1) Absorb the results accumulated in the research of laser cladding technology in high-end industries and apply them to engineering equipment, so as to improve the current situation of low level and slow development of engineering equipment maintenance and remanufacturing.

2) The application of laser cladding technology in bridge cranes is still rare. After analyzing the cracking of the steel plate of the bridge crane boom during use, Wuhan Iron and Steel Research Institute found that the equipment was far from reaching its service life. The failure of the steel plate was fatigue fracture of the slag inclusion part of the weld and extended along the weld path. At the same time, there was a brittle martensitic structure in the weld [23]. The use of laser cladding technology to treat the steel plate of the bridge crane boom can not only effectively improve its mechanical properties, but also enhance its corrosion and oxidation resistance, providing new ideas and methods for the maintenance and remanufacturing technology of bridge equipment.

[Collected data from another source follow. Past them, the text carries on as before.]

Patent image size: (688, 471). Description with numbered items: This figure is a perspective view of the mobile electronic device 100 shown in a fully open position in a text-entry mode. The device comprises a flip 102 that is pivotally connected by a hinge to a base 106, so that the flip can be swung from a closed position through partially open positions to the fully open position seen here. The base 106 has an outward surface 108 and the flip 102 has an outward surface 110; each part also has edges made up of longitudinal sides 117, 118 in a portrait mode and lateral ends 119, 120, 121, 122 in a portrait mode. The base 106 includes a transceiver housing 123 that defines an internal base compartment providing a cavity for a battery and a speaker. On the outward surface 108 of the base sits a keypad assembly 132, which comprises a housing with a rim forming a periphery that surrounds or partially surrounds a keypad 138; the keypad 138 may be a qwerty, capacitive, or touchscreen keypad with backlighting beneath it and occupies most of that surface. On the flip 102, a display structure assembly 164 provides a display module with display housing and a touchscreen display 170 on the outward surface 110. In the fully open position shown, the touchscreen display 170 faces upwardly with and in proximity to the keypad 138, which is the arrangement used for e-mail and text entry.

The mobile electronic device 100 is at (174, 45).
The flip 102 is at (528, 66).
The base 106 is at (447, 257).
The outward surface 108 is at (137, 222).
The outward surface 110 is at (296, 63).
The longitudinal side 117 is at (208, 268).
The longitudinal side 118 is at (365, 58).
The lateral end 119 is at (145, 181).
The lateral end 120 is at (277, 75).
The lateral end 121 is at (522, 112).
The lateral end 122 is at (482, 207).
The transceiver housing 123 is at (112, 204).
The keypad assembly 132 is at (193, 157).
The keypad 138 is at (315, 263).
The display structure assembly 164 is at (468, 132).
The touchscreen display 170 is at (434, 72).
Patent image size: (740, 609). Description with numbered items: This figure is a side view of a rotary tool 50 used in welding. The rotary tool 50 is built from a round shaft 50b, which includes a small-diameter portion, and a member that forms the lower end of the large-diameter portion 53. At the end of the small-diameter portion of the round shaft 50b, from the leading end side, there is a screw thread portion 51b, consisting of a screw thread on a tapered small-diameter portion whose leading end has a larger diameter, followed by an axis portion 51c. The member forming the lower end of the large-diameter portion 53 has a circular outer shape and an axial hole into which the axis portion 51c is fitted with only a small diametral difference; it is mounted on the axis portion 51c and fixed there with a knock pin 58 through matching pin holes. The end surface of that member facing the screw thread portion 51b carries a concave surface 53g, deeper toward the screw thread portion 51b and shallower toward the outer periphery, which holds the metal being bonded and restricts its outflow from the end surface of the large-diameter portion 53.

3) The stability of the metallurgical bonding strength between the cladding layer and the substrate needs to be improved. Due to the extremely fast heating and cooling speed of the cladding layer, there are differences in the thermal expansion coefficient, melting point and wettability of the cladding material and the substrate, which makes it easy to crack at the metallurgical bonding, so the metallurgical bonding effect needs to be improved.

4) Optimize and upgrade the process parameters of laser cladding. In laser cladding, how to quickly and efficiently find the optimal solution for a set of process parameter combinations has always been a key topic for scientific researchers. At the same time, suitable process parameters are of great significance for the preparation of high-quality coatings.